Bacteriophages (phages) are the viruses of bacteria and the study of phage biology can be differentiated, roughly, into molecular, environmental, evolutionary, ecological, and applied aspects. While for much of the past fifty-plus years molecular and then applied aspects have dominated the field, more recently environmental concerns, especially the phage impact on biogeochemical cycles, have driven an increase in the appreciation of phage ecology. Over approximately the same time frame, decreasing sequencing costs have combined with phage molecular characterization to give rise to an inescapable consideration of phage comparative genomics. That, along with environmental metagenomics, has stimulated, especially among molecular biologists, a more general interest in phage evolutionary biology. However, while reviews of phage ecology have become exceedingly common, overviews of phage evolutionary biology are comparatively rare, and broad considerations of phage evolutionary biology drawn from an ecological perspective rarer still. In this chapter I jump into this latter void, providing an overview of phage evolutionary biology as viewed from the perspective of phage-environment interactions, that is, from the perspective of phage ecology. This I do over five sections constituting (1) an introduction to phages and how, phenotypically, they can be differentiated into three basics types that correlate, more or less, with genomic size, that is, tailed (generally larger genomes), lipid-containing (medium-sized genomes), and single-stranded (small genomes); (2) a brief introduction to phage ecology as considered particularly from a classical ecological perspective; (3) an extended introduction to evolutionary biology as viewed from a phage and phage-ecological standpoint; (4) phage evolutionary ecology, that is, consideration of phage adaptations from the vantage of why, in terms of phage fitness, those adaptations may have evolved; and (5) phage evolutionary biology, including evolutionary ecology, as viewed from the perspective of phage genomics.
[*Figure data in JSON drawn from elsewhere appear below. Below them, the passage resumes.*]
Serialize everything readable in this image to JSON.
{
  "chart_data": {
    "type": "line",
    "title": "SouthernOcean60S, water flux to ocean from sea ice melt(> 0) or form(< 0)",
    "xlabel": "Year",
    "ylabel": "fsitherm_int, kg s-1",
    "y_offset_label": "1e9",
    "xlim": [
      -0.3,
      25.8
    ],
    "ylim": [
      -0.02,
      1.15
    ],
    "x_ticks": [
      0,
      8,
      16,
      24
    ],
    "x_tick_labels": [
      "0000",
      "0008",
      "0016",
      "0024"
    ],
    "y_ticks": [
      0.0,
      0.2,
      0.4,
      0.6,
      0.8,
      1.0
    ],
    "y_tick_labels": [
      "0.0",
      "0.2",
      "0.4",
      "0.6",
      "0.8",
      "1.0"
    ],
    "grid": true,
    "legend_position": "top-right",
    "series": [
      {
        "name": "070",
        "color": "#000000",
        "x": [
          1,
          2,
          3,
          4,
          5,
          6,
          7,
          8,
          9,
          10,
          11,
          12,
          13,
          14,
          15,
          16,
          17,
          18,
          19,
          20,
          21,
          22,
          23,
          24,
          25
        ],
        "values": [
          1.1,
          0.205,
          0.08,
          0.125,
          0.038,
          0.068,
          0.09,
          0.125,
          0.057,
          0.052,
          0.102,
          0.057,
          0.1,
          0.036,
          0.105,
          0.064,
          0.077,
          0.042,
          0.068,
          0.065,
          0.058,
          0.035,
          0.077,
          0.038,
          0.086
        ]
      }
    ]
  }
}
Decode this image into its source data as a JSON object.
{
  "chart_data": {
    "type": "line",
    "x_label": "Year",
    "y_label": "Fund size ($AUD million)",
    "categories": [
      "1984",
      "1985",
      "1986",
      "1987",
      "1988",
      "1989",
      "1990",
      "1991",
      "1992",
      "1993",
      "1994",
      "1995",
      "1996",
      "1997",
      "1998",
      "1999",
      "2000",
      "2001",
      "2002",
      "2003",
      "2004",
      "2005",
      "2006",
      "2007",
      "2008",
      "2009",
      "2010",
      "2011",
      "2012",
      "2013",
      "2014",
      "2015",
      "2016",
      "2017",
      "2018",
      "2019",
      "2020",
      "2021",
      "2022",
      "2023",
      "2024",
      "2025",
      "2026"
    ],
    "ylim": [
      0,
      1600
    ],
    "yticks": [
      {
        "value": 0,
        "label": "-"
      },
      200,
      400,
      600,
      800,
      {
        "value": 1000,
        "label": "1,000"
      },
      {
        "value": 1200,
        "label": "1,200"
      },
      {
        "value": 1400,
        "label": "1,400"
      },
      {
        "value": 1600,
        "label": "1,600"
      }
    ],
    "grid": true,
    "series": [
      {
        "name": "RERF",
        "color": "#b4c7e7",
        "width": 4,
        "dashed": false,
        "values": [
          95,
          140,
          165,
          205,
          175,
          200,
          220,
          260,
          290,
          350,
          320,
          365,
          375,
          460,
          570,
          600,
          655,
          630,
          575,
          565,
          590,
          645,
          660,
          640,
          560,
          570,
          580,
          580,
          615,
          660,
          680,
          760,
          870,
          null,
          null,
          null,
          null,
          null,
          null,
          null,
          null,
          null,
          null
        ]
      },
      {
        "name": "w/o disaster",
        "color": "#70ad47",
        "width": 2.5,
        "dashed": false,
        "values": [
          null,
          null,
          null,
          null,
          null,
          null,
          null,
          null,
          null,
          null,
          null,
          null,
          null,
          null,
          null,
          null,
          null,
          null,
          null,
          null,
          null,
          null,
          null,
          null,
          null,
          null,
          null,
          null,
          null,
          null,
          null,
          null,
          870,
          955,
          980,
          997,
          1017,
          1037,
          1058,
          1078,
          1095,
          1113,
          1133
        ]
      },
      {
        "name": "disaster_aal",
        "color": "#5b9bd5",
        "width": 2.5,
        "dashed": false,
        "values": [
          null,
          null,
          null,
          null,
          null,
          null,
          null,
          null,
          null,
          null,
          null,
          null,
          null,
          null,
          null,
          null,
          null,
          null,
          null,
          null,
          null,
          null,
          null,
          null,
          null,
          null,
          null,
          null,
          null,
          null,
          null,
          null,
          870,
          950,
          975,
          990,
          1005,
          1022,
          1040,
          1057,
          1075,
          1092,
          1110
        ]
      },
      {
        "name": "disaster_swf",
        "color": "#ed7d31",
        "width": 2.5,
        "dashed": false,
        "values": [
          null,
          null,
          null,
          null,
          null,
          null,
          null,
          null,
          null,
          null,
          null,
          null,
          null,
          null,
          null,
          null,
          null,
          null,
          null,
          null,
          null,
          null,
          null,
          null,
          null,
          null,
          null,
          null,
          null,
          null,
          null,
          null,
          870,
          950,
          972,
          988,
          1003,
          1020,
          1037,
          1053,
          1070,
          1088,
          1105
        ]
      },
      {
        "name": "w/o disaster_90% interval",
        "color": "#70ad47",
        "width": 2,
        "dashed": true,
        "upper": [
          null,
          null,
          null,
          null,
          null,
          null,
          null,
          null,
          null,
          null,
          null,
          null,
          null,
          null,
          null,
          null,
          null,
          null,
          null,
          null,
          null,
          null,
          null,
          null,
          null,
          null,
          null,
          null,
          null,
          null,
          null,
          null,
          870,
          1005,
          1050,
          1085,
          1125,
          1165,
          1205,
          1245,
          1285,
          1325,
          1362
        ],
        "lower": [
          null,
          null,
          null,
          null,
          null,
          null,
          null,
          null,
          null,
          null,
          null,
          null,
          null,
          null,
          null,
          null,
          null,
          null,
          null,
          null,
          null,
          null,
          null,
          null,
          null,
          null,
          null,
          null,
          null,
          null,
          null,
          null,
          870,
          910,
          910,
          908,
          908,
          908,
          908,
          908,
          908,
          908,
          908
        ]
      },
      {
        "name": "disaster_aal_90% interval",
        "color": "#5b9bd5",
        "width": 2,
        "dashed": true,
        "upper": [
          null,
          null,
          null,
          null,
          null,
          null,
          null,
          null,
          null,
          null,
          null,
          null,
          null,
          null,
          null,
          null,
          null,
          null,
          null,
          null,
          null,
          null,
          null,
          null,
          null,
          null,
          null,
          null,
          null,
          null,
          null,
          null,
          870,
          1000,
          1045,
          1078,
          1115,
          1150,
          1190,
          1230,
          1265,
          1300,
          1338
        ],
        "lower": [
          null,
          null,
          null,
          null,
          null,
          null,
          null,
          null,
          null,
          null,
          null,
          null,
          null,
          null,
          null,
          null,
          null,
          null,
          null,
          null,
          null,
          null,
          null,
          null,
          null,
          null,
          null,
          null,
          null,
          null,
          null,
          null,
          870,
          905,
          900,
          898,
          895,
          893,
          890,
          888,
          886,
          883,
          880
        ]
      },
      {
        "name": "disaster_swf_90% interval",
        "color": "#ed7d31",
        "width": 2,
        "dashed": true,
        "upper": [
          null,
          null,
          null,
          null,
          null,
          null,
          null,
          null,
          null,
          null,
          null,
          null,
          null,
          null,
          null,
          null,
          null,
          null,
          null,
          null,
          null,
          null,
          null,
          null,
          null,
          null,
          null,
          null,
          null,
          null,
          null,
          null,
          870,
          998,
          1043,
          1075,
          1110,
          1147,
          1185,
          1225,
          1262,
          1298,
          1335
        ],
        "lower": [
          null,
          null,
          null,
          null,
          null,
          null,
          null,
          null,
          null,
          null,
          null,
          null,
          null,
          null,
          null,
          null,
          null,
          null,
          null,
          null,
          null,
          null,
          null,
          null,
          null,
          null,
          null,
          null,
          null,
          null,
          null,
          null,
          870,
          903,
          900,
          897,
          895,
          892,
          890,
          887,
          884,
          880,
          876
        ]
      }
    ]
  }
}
Bacteriophage plaques: theory and analysis.

Laboratory characterization of bacteriophage growth traditionally is done either in broth cultures or in semisolid agar media. These two environments may be distinguished in terms of their spatial structure, i.e., the degree to which they limit diffusion, motility, and environmental mixing. Well-mixed broth, for example, represents the microbiological ideal of a non-spatially structured environment. Agar, by contrast, imposes significant limitations on phage and bacterial movement and therefore gives rise to spatial structure. The study of phage growth within spatially structured environments, such as that seen during phage plaque formation, is important for three reasons. First, a large fraction of environmental bacteria live within spatially structured environments such as within biofilms, within soil, or when growing in or on the tissues of plants and animals. Second, phage growth as plaques is a central technique to phage studies, yet appears to be under appreciated by phage workers in terms of its complexity. Third, selective pressures acting on phage during plaque growth differ from those seen during broth growth. In this chapter we will discuss just what a plaque is, how one forms, and what can affect plaque size. We will describe methods, both experimental and theoretical, that have been employed to study plaque growth. As caveats we will discuss why plaque formation failure is not necessarily equivalent to virion inviability (Note 1). We also will consider problems with inferring phage broth growth fitness as a function of plaque characteristics (Note 2).